In another example, let’s say you wanted to instruct a service worker to remove cached content after the user changes their “offline storage setting” in your app. You could delete their caches using window.caches, but the service worker may already contain a utility to do this. We can use the Broadcast Channel API to reuse that code! Without the Broadcast Channel API, you’d have to loop over the results of self.clients.matchAll() and call postMessage() on each client in order to achieve the communication from a service worker to all of its clients (actual code that does that). Using a Broadcast Channel makes this O(1) instead of O(N).

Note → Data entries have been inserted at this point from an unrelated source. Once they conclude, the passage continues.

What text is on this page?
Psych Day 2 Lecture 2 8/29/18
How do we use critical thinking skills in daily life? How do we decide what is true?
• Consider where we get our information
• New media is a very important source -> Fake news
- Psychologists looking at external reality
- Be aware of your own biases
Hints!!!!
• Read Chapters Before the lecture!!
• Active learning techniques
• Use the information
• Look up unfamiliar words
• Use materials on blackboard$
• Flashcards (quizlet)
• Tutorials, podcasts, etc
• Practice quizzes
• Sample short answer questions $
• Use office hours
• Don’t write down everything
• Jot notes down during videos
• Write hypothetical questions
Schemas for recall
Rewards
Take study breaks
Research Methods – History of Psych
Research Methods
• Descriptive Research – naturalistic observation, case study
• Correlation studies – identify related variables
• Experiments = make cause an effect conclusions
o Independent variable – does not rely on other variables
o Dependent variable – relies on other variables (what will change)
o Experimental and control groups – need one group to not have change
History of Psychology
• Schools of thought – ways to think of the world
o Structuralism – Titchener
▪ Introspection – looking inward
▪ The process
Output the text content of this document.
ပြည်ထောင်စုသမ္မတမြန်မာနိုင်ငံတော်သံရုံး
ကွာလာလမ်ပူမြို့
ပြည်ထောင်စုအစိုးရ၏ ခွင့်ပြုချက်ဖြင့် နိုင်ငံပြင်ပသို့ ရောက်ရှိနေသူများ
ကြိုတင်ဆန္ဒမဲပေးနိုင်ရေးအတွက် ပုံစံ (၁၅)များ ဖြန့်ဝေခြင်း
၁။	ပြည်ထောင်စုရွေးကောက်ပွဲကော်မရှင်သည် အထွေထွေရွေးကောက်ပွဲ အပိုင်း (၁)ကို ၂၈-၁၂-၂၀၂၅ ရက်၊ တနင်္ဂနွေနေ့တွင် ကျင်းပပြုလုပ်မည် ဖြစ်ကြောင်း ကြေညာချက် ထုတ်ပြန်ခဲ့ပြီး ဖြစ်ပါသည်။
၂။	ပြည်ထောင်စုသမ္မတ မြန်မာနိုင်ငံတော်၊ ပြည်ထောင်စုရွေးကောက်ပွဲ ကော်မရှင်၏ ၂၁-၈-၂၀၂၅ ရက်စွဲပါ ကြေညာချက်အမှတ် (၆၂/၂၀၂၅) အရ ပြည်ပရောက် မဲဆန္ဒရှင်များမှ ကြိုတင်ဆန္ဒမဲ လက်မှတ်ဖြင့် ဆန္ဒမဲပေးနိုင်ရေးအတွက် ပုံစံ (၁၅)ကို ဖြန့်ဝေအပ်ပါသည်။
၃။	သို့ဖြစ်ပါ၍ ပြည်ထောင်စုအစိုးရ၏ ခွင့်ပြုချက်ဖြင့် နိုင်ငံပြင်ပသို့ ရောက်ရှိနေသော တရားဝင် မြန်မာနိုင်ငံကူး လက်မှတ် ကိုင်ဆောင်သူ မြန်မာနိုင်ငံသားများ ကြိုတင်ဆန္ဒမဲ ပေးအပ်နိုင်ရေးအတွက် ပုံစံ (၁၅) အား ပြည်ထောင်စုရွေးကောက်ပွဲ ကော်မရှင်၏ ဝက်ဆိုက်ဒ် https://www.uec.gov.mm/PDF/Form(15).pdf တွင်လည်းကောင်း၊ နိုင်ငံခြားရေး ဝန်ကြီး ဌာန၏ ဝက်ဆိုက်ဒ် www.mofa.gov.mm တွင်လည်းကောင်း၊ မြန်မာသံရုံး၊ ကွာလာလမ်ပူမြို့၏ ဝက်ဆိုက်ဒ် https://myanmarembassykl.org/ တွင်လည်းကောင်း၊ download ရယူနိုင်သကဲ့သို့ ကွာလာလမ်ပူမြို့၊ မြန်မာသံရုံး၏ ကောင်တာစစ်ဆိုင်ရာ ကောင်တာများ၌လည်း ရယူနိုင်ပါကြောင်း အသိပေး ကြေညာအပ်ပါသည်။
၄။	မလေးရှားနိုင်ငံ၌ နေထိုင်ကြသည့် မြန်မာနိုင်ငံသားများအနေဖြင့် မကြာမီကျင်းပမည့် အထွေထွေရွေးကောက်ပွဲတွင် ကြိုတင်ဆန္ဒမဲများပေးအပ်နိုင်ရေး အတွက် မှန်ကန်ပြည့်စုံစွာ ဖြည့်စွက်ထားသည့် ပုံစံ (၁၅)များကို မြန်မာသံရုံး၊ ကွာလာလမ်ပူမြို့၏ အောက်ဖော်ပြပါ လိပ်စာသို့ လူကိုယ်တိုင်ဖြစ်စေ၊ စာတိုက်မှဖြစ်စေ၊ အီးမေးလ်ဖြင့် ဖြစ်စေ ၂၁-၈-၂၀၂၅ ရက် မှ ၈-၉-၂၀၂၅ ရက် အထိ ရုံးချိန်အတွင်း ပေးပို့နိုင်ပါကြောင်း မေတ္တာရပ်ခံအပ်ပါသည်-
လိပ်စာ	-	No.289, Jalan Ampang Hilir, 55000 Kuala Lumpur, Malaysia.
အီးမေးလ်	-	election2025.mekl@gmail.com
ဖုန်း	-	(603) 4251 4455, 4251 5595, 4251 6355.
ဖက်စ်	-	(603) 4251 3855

Example - instruct a service worker to remove a cache, reusing its internal utility methods.

// In index.html

const channel = new BroadcastChannel('app-channel');
channel.postMessage({action: 'clearcache'});

channel.onmessage = function(e) {
  if (e.data.action === 'clearcache') {
    console.log('Cache removed:', e.data.removed);
  }
};
// In sw.js

function nukeCache(cacheName) {
  return caches.delete(cacheName).then(removed => {
    // ...do more stuff (internal) to this service worker...
    return removed;
  });
}

const channel = new BroadcastChannel('app-channel');

channel.onmessage = function(e) {
  const action = e.data.action;
  const cacheName = e.data.cacheName;

  if (action === 'clearcache') {
    nukeCache(cacheName).then(removed => {
      channel.postMessage({action, removed});
    });
  }
};

Difference with postMessage()

Unlike postMessage(), you no longer have to maintain a reference to an iframe or worker in order to communicate with it:

// Don't have to save references to window objects.
const popup = window.open('https://another-origin.com', ...);
popup.postMessage('Sup popup!', 'https://another-origin.com');

window.postMessage() also allows you to communicate across origins. The Broadcast Channel API is same-origin. Since messages are guaranteed to come from the same origin, there’s no need to validate them like we used to with window.postMessage():

// Don't have to validate the origin of a message.
const iframe = document.querySelector('iframe');
iframe.contentWindow.onmessage = function(e) {
  if (e.origin !== 'https://expected-origin.com') {
    return;
  }
  e.source.postMessage('Ack!', e.origin);
};

Simply “subscribe” to particular channel and have secure, bidirectional communication!

Difference with SharedWorkers

Use BroadcastChannel for simple cases where you need to send message to potentially several windows/tabs, or workers.

For fancier use cases like managing locks, shared state, synchronizing resources between a server and multiple clients, or sharing a WebSocket connection with a remote host, shared workers are the most appropriate solution.

Difference with MessageChannel API

The main difference between the Channel Messaging API and BroadcastChannel is that the latter is a means to dispatch messages to multiple listeners (one-to-many). MessageChannel is meant for one-to-one communication directly between scripts. It’s also more involved, requiring you to setup channels with a port on each end.

Feature detection & browser support

Currently, Chrome 54, Firefox 38, and Opera 41 support the Broadcast Channel API.

if ('BroadcastChannel' in self) {
  // BroadcastChannel API supported!
}

As for polyfills, there are a few out there:

I haven’t tried these, so your mileage may vary.